Link:—Why does a man not perform his own duty, when he knows that one's own duty is better, even though devoid of merit than the duty of another, well discharged? For this Arjuna, puts a question, in the verse that follows
atha kena prayukto'yam papam carati purusah
anicchannapi varsneya baladiva niyojitah
But, why is a man impelled to commit sin, as if by force, even against his will, 0 Varsneya (Krsna)? 36
Atha kena prayukto'yam papam carati purusah anicchannapi varsneya baladiva niyojitah:-Lord Krsna has been addressed as 'Varsneya, because he belonged to the Vrsni clan. In the preceding verse, Lord Krsna praised the performance of one's duty, and duty as performed, according to one's caste and clan. So Arjuna, addresses the Lord as Varsneya. A sensible man does not want to commit sin, by thinking of its bitter and sad fruit.
Here the term 'anicchan does not mean, discarding desire for pleasure and prosperity. It rather, stands for the renunciation of desire, to commit sin. A sensible man does not want to commit sin, but it is the desire for pleasure and prosperity, which deviates him from the performance of his duty and forces him to perform sinful acts.
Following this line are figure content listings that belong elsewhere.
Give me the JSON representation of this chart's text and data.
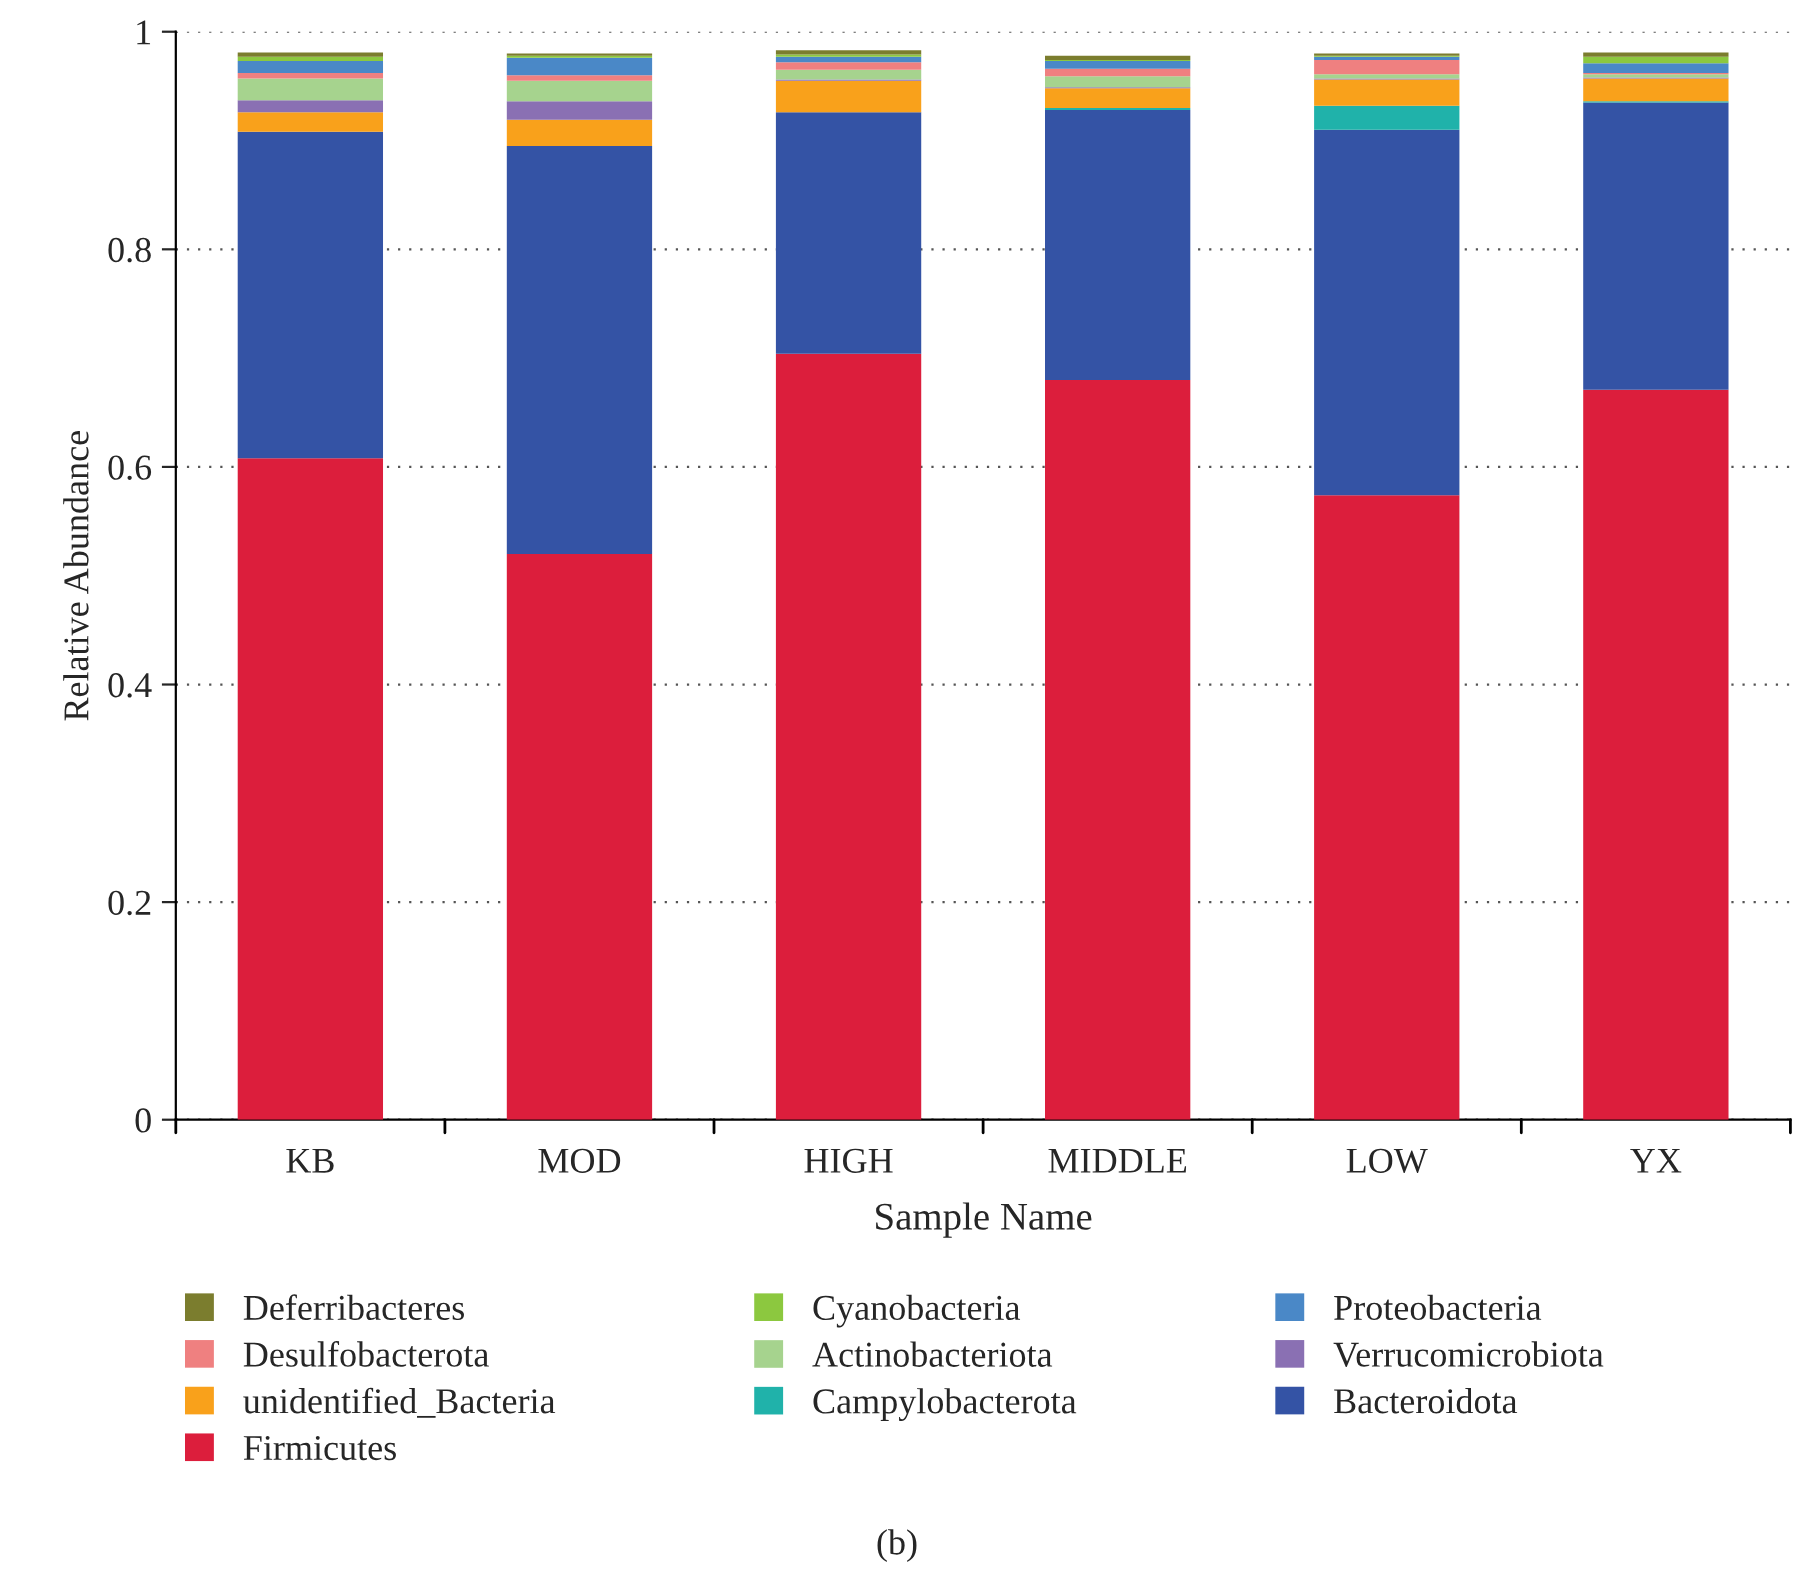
{
  "chart_data": {
    "type": "bar",
    "stacked": true,
    "xlabel": "Sample Name",
    "ylabel": "Relative Abundance",
    "categories": [
      "KB",
      "MOD",
      "HIGH",
      "MIDDLE",
      "LOW",
      "YX"
    ],
    "series": [
      {
        "name": "Firmicutes",
        "color": "#dc1e3c",
        "values": [
          0.608,
          0.52,
          0.704,
          0.68,
          0.574,
          0.671
        ]
      },
      {
        "name": "Bacteroidota",
        "color": "#3453a5",
        "values": [
          0.3,
          0.375,
          0.222,
          0.248,
          0.336,
          0.264
        ]
      },
      {
        "name": "Campylobacterota",
        "color": "#20b2aa",
        "values": [
          0,
          0,
          0,
          0.002,
          0.022,
          0.001
        ]
      },
      {
        "name": "unidentified_Bacteria",
        "color": "#f9a11b",
        "values": [
          0.018,
          0.024,
          0.029,
          0.018,
          0.024,
          0.021
        ]
      },
      {
        "name": "Verrucomicrobiota",
        "color": "#8a70b3",
        "values": [
          0.011,
          0.017,
          0.001,
          0.001,
          0.001,
          0.001
        ]
      },
      {
        "name": "Actinobacteriota",
        "color": "#a6d38e",
        "values": [
          0.02,
          0.019,
          0.009,
          0.01,
          0.004,
          0.003
        ]
      },
      {
        "name": "Desulfobacterota",
        "color": "#ef8080",
        "values": [
          0.005,
          0.005,
          0.007,
          0.007,
          0.013,
          0.001
        ]
      },
      {
        "name": "Proteobacteria",
        "color": "#4a88c7",
        "values": [
          0.011,
          0.016,
          0.005,
          0.007,
          0.003,
          0.009
        ]
      },
      {
        "name": "Cyanobacteria",
        "color": "#8cc83f",
        "values": [
          0.004,
          0.002,
          0.002,
          0.001,
          0.001,
          0.006
        ]
      },
      {
        "name": "Deferribacteres",
        "color": "#7b7d2e",
        "values": [
          0.004,
          0.002,
          0.004,
          0.004,
          0.002,
          0.004
        ]
      }
    ],
    "ylim": [
      0,
      1
    ],
    "yticks": [
      0,
      0.2,
      0.4,
      0.6,
      0.8,
      1
    ],
    "grid": "y",
    "legend": "bottom",
    "annotations": [
      "(b)"
    ]
  }
}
The expression baladiva niyojitah' (as if driven by force) has been used, to point out the fact that a sensible man, by knowing the bitter fruit of a sinful act does not want to commit it, yet he is forcibly driven to it. From this, it appears that some force is there, to compel him to commit sins.
The root of this sin is desire, for worldly pleasures and prosperity. But a man does not give any heed to this desire, and so he is unable to know the root of evils (sins). He understands that he wants to abstain from committing sins, but some entity is forcibly engaging him, in sins. Duryodhana also declares:
"i know what is righteousness, but I am not inclined to it; I also know what is unrighteousness, but I cannot get rid of it. There is some 'deva' (force) in my heart, which drives me to act" (Garga-Samhita, Asvamedha. 50/36).
The term 'deva' used by Duryodhana stands for desire, (for pleasure and prosperity) which forces him to commit sin, and not to follow righteousness.
The expression 'Kona prayukto'yam papam care—also shows that he is impelled to commit sin by some other force.
The Lord, in the thirty-fourth verse, said, "Attachment and aversion (which are subtle forms of desire and anger) are, the foes of a striver (i.e., these are the roots of sins)". As it was said in a general way, Arjuna could not understand this point. So he puts this question. Arjuna, means to ask whether it is lack of faith or carping spirit or villainous nature or clouded understanding or force of one's own nature or attachment and aversion, or disinclination for one's own duty and inclination to the duty of another (described from the thirty-first verse to the thirty-fifth verse), which drives a man to commit sin. Besides these, is it God or fortune or time or circumstance or action or bad company or society or custom or any government law etc., which is impelling him to commit sin?